But like those films, ‘Exhibition’ succeeds in making us feel deeply uncomfortable for peering into other people’s lives. There are times here – when D is rehearsing some strange art performance, or when D and H are going through the motions of sex – that you’re not sure where to look. There’s something about the way Hogg casts non-actors (Albertine is a former punk star; Gillick is an artist) that only increases the discomfort.
Another big difference between ‘Exhibition’ and Hogg’s earlier films is that here she’s more comfortable exploring the gaps between conversations and interactions. Talk recedes, and instead we’re asked to concentrate on other noises – the roadworks outside or the internal sliding doors opening and shutting. For a lot of the film, we’re observing these characters, alone or together, not necessarily engaging. It’s a compelling study of a relationship, but one that demands patience. It’s curious and mysterious, as if we don’t have enough information to make a judgement call on them.

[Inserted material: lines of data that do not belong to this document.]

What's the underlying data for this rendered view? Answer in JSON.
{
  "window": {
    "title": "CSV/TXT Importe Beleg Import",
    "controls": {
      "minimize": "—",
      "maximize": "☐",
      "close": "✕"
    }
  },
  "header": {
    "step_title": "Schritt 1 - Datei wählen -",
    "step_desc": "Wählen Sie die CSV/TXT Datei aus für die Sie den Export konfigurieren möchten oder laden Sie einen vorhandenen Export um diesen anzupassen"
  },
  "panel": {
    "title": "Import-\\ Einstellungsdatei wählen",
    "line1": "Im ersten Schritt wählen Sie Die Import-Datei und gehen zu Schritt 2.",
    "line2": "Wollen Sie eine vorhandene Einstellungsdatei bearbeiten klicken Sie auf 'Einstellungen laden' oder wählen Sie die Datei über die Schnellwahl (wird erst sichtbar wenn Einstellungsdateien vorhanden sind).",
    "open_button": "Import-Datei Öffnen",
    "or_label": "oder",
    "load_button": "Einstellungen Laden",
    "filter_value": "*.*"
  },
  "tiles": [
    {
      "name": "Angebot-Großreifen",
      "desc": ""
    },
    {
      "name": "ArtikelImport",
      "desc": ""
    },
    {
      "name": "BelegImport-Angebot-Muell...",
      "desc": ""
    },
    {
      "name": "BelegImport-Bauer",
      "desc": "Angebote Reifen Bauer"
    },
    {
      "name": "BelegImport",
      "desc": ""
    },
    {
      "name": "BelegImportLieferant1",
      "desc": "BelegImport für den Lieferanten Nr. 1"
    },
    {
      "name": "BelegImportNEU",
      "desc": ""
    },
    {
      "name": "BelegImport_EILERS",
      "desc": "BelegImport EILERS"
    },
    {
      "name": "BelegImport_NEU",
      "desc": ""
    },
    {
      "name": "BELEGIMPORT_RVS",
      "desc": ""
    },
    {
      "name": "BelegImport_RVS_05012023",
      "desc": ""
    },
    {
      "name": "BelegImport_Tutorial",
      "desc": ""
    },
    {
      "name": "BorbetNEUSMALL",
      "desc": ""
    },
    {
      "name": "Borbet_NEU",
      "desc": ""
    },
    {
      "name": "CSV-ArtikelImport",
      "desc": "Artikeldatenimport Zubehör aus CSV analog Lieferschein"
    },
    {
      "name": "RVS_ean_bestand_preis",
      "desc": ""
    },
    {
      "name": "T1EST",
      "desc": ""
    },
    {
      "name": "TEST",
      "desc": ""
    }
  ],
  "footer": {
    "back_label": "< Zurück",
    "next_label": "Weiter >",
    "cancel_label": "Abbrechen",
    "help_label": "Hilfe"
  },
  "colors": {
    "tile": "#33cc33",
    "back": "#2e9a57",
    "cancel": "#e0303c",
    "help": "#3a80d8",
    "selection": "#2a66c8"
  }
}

That’s not to say ‘Exhibition’ is inaccessible or aloof. There’s sly humour to it, and some of the bursts of talk – especially meetings with the neighbours – are spiky and funny. Certainly, there’s something very particular about D and H being artists that makes their lives feel distant from most of us. Yet ‘Exhibition’ also reminds us that behind closed doors, all families, relationships and affairs look very odd when you put them under the microscope.